1.    All delivered goods shall remain the property of ASCO until payment has been made in full and all ancillary claims have been paid. In case of non-payment of the invoice/partial invoice submitted by ASCO, ASCO retains the right to disassemble and pick up the equipment and/or have a third-party disassemble and pick up the equipment from the customer at the customer’s expense. The customer grants ASCO (or the third party retained by ASCO for this purpose) the right to access the areas in which the material goods are located or installed for the purpose of disassembling and pick-up at any time without prior consultation.
2.    The customer has the right to re-sell material goods for which ownership is reserved. In return, the customer now assigns all claims against third parties resulting from the resale to ASCO and commits to immediately notifying the third-party debtor thereof and entering the assignment for security in his business accounts.
3.    As long as ASCO retains ownership of the purchased goods, the customer is obligated to inform third parties of ASCO’s ownership rights, especially in the following cases, and to immediately inform ASCO of this:
a.    if third parties enforce their rights to the goods through confiscation, seizure, etc.
b.    if judicial compensation or bankruptcy proceedings relating to the assets of the customer have been applied for or opened, or if an out-of-court settlement has been applied for.

X. Final provisions

1.    Changes or additions to completed contracts or their material conditions must be made in writing to be considered valid. The same shall apply to any departure from the written form.
2.    The contractual relationship between ASCO and the customer is subject to Austrian substantive law.  The applicability of UN purchasing rights is excluded. The place of performance is Enns. For legal disputes arising from or in connection with a completed order or these Terms and Conditions, the court of exclusive jurisdiction is the competent court of jurisdiction for 4470 Enns.

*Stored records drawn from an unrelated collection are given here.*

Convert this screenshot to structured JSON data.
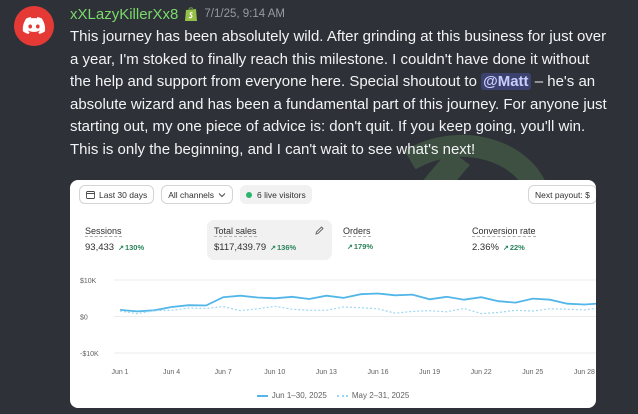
{
  "post": {
    "username": "xXLazyKillerXx8",
    "timestamp": "7/1/25, 9:14 AM",
    "message_part1": "This journey has been absolutely wild. After grinding at this business for just over a year, I'm stoked to finally reach this milestone. I couldn't have done it without the help and support from everyone here. Special shoutout to ",
    "mention": "@Matt",
    "message_part2": " – he's an absolute wizard and has been a fundamental part of this journey. For anyone just starting out, my one piece of advice is: don't quit. If you keep going, you'll win. This is only the beginning, and I can't wait to see what's next!",
    "avatar_icon": "discord-logo-icon",
    "badge_icon": "shopify-bag-icon",
    "avatar_color": "#e53935",
    "username_color": "#79d96b"
  },
  "dashboard": {
    "toolbar": {
      "date_range": "Last 30 days",
      "channels": "All channels",
      "live_visitors": "6 live visitors",
      "payout": "Next payout: $"
    },
    "metrics": [
      {
        "label": "Sessions",
        "value": "93,433",
        "delta": "130%"
      },
      {
        "label": "Total sales",
        "value": "$117,439.79",
        "delta": "136%"
      },
      {
        "label": "Orders",
        "value": "",
        "delta": "179%"
      },
      {
        "label": "Conversion rate",
        "value": "2.36%",
        "delta": "22%"
      }
    ],
    "legend": {
      "current": "Jun 1–30, 2025",
      "previous": "May 2–31, 2025"
    }
  },
  "chart_data": {
    "type": "line",
    "x": [
      "Jun 1",
      "Jun 2",
      "Jun 3",
      "Jun 4",
      "Jun 5",
      "Jun 6",
      "Jun 7",
      "Jun 8",
      "Jun 9",
      "Jun 10",
      "Jun 11",
      "Jun 12",
      "Jun 13",
      "Jun 14",
      "Jun 15",
      "Jun 16",
      "Jun 17",
      "Jun 18",
      "Jun 19",
      "Jun 20",
      "Jun 21",
      "Jun 22",
      "Jun 23",
      "Jun 24",
      "Jun 25",
      "Jun 26",
      "Jun 27",
      "Jun 28",
      "Jun 29",
      "Jun 30"
    ],
    "tick_labels": [
      "Jun 1",
      "Jun 4",
      "Jun 7",
      "Jun 10",
      "Jun 13",
      "Jun 16",
      "Jun 19",
      "Jun 22",
      "Jun 25",
      "Jun 28"
    ],
    "y_tick_labels": [
      "$10K",
      "$0",
      "-$10K"
    ],
    "ylim": [
      -10000,
      10000
    ],
    "series": [
      {
        "name": "Jun 1–30, 2025",
        "color": "#52b6e8",
        "style": "solid",
        "values": [
          1800,
          1400,
          1700,
          2600,
          3100,
          3000,
          5300,
          5700,
          5200,
          5000,
          5400,
          4800,
          5700,
          5100,
          6100,
          6300,
          5800,
          6000,
          4700,
          5400,
          4600,
          5300,
          4200,
          3800,
          4900,
          4600,
          3500,
          3300,
          3600,
          3900
        ]
      },
      {
        "name": "May 2–31, 2025",
        "color": "#9fd6f2",
        "style": "dotted",
        "values": [
          1500,
          800,
          1600,
          1700,
          2300,
          2200,
          2700,
          1600,
          2100,
          2800,
          2000,
          1700,
          1700,
          2600,
          2400,
          2100,
          900,
          1400,
          1600,
          1300,
          2200,
          800,
          1100,
          1700,
          1500,
          2100,
          2000,
          1800,
          2400,
          1600
        ]
      }
    ],
    "grid": true
  }
}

3.    If a condition (or portions thereof) of a completed order or of its material conditions proves invalid, in full or in part, or becomes invalid as a result of legal provisions, then the remaining conditions or the remaining portions of the conditions will remain in effect with no changes. The parties undertake to reach an agreement to replace the invalid condition with a valid condition. which most closely approximates it. the invalid condition.